Sasha foi afetado mais do que todos nós. Para mim, o ataque ao World Trade Center, onde eu já havia ido a trabalho, por lazer, onde uma amiga trabalhava (chegou alguns minutos atrasada ao trabalho, tempo suficiente para livrá-la de estar no prédio na hora do ataque), tudo ainda parecia surreal. Mesmo a fumaça preta que avistava da minha janela parecia surreal. O buraco no espaço onde até poucos minutos antes se erguiam as torres, parecia surreal. O descompasso do meu próprio coração parecia surreal. Mas para Sasha, não. Corpos em chamas caindo, pessoas jogando-se desesperadas, os gritos, as pessoas correndo, as explosões, tudo era muito real – ele viu. Ele estava lá.

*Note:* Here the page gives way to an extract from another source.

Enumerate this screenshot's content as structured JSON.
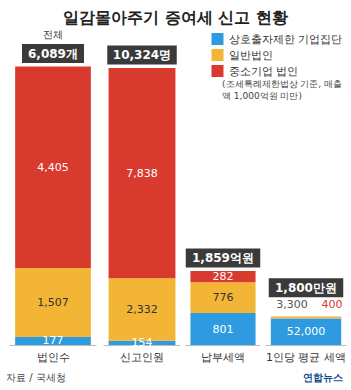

Falávamos ao telefone enquanto esperávamos que as pontes voltassem a funcionar.

– Meu filho, como está você?

– Aqui mãe, ainda deitado, olhando para o teto, do mesmo jeito, desde que cheguei.

Ele morava bem perto do Central Park e eu lhe disse que fosse ao parque, “o ar livre, os pássaros, ainda é verão, tudo vai fazer com que você se sinta melhor”.

Ele foi. Ao voltar, me ligou e disse que havia ficado deitado na relva do parque, olhando o céu. Eu lhe disse que pelo menos era melhor ficar deitado, inerte, olhando o céu, com pássaros em voo, do que o teto de um apartamento.

No sábado, ele pegou a moto e foi para o escritório. Estava tudo imundo, cheio de fuligem, de poeira preta. Começou a limpar tudo, detalhadamente. Limpar fazia com que ele sentisse que a vida seguia normal, que as coisas voltariam ao ritmo e estava tudo bem. Limpou e organizou. O então chefe ligou e ficou surpreso – meu filho tinha se encarregado de fazer a volta de todos menos sofrida na segunda feira, ao tempo em que se curava.

Todos fomos nos recuperando, acompanhando as notícias, e a vida voltou pouco a pouco ao normal. Ainda éramos surpreendidos ao ir a algum lugar onde sempre íamos, e descobrir que a dona da loja estava viúva, pois o marido trabalhava numa das torres. Uma história aqui, outra ali, a cidade sem sono mudada, entristecida. Mesmo sem querer, fazendo esforço para não discriminar, as pessoas se amedrontavam nos trens, ônibus e nas ruas, ao avistar muçulmanos radicais, com burca e véus, ou kandoora e kuffiyyah nas cabeças. Nova York tem muitos árabes muçulmanos e vê-los vestidos dentro das tradições é muito comum. Nova York é uma cidade livre, onde você pode ser o que é e ninguém se surpreende, ninguém aponta dedos, ninguém nem nota ninguém. Mas logo depois do 11 de setembro, não era difícil ver assentos livres ao lado de um árabe vestido tradicionalmente no trem do metrô.

Todos os anos a imprensa relembra o 11 de setembro. O país inteiro lembra. Nova York ainda pranteia. E muitos que vivem na grande maçã, desligam os noticiários de TV. Não querem reviver o terror daquele dia do qual participaram perto demais, ao ver cenas inesquecíveis de horror, por terem perdido pessoas queridas, ou por se sentirem muito sensibilizadas, porque estavam lá.

Só consegui voltar ao WTC muitos anos depois. Está muito bonito, virou atração turística. Trouxeram até Santiago Calatrava, considerado então o maior arquiteto do mundo, para levantar o lugar. Mas a verdade é que não consegui passar muito tempo lá, talvez porque não tenha me livrado totalmente das lembranças daquele dia tão triste.